A lot of physique fans might not appreciate how new and fundamentally revolutionary female muscle is in our culture. Men were considered to have beautiful muscular physiques—just look at the Greek statutes. For sure, you will not find an image in all of history showing women with the same kind of muscular bodies.

Paving the Way

In the late 1940s and early 1950s a few strong athletic women flourished on the scene, (e.g. Abbye “Pudgy” Stockton). Although she had a strong attractive body and helped pave the way for women bodybuilding, she was primarily a “strong women” and weightlifter, and not a bodybuilding in the current sense.
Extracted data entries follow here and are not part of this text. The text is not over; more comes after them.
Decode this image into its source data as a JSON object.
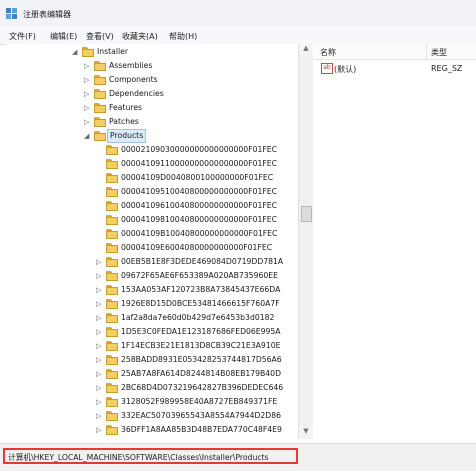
{
  "window": {
    "title": "注册表编辑器"
  },
  "menu": [
    "文件(F)",
    "编辑(E)",
    "查看(V)",
    "收藏夹(A)",
    "帮助(H)"
  ],
  "tree": {
    "parent": "Installer",
    "children": [
      "Assemblies",
      "Components",
      "Dependencies",
      "Features",
      "Patches"
    ],
    "selected": "Products",
    "products": [
      "00002109030000000000000000F01FEC",
      "00004109110000000000000000F01FEC",
      "00004109D0040800100000000F01FEC",
      "00004109510040800000000000F01FEC",
      "00004109610040800000000000F01FEC",
      "00004109810040800000000000F01FEC",
      "00004109B10040800000000000F01FEC",
      "00004109E6004080000000000F01FEC",
      "00EB5B1E8F3DEDE469084D0719DD781A",
      "09672F65AE6F653389A020AB735960EE",
      "153AA053AF120723B8A73845437E66DA",
      "1926E8D15D0BCE53481466615F760A7F",
      "1af2a8da7e60d0b429d7e6453b3d0182",
      "1D5E3C0FEDA1E123187686FED06E995A",
      "1F14ECB3E21E1813D8CB39C21E3A910E",
      "258BADD8931E053428253744817D56A6",
      "25AB7A8FA614D8244814B08EB179B40D",
      "2BC68D4D073219642827B396DEDEC646",
      "3128052F989958E40A8727EB849371FE",
      "332EAC50703965543A8554A7944D2D86",
      "36DFF1A8AA85B3D48B7EDA770C48F4E9"
    ]
  },
  "values": {
    "col_name": "名称",
    "col_type": "类型",
    "rows": [
      {
        "name": "(默认)",
        "type": "REG_SZ",
        "icon": "ab"
      }
    ]
  },
  "status": {
    "path": "计算机\\HKEY_LOCAL_MACHINE\\SOFTWARE\\Classes\\Installer\\Products"
  }
}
It wasn’t until the late 1970s that the first real physique contests for women took place. Although some women attempted to be actual bodybuilding competitors, this was somewhat subdued, because women were required to wear high heals and this prohibited them from doing actual muscular poses. However, starting in the 1980s both the NPC and the IFBB began sanctioning bodybuilding contests for women. These women competitors were not very big by today’s standards, but the best ones got super ripped.

Early female bodybuilders were generally well received. They got good press and considerable television coverage. The media was on the prowl for something new and exciting, and it didn’t hurt that these women competitors were considered sexually attractive and not too extreme.
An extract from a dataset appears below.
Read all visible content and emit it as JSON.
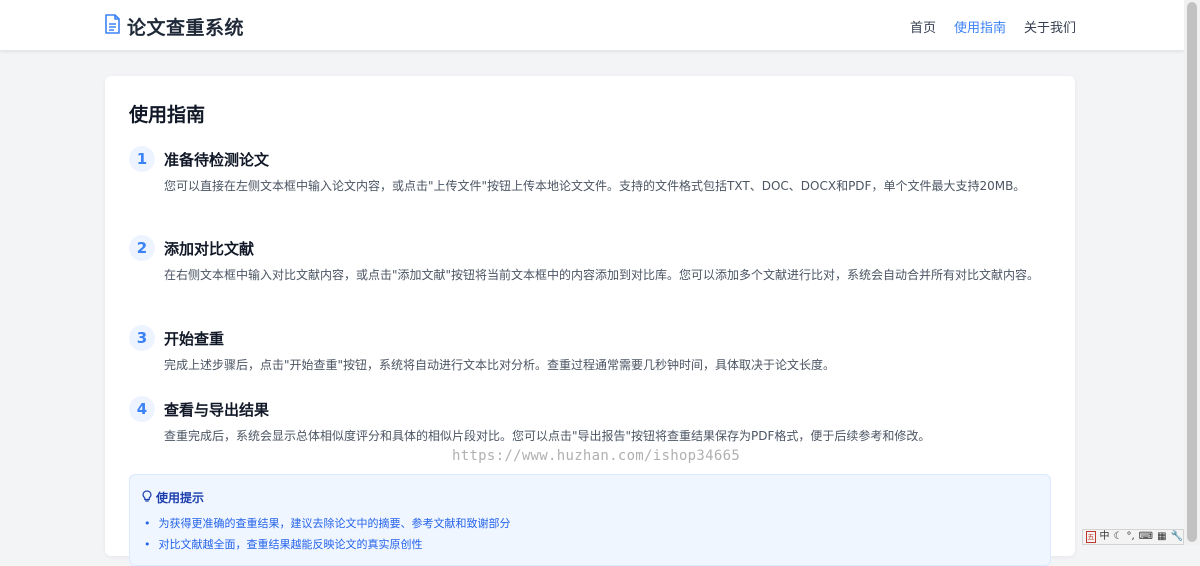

In the early 1980s, most female bodybuilders had only been working out seriously for about two or three years—and many generally started competing within a few months of beginning intense gym workouts. So, they usually were not big enough to “scare the civilians”.

However, the nature of bodybuilding-type weight training is that athletes who do this kind of workout and have the natural genetics for muscle, tend to keep getting bigger and more ripped. That is exactly what happened to the female bodybuilders of that period. Within a very short time, about two or three years, the women athletes actually started to look like bodybuilders and suddenly, they weren’t as popular. Everyone likes seeing a beautiful woman, but ironically these women appeared more masculine and that was a complete turnoff.

Female Muscle

A Genuine Threat

Although both men and women play tennis, basketball and golf, and both genders run track and do gymnastics, it just didn’t sit well with many that women were now competing in bodybuilding. This new trend posed a threat to a lot of people, both men and women alike. Female muscle frightened a few and made others angry. It threatened their view of morphology (what bodies are supposed to look like) as well as gender identity. To many, these women looked like men. Men were supposed to look muscular, not women. For quite some time, this was the mindset of many and some might say that the female bodybuilding physique constituted a unique and powerful subject for serious art photography.

Promoters and federations took note and it wasn’t long that they wanted an alternative to hardcore female bodybuilding, where they could feature women with less muscular development. And, thus, that is when fitness came on the scene.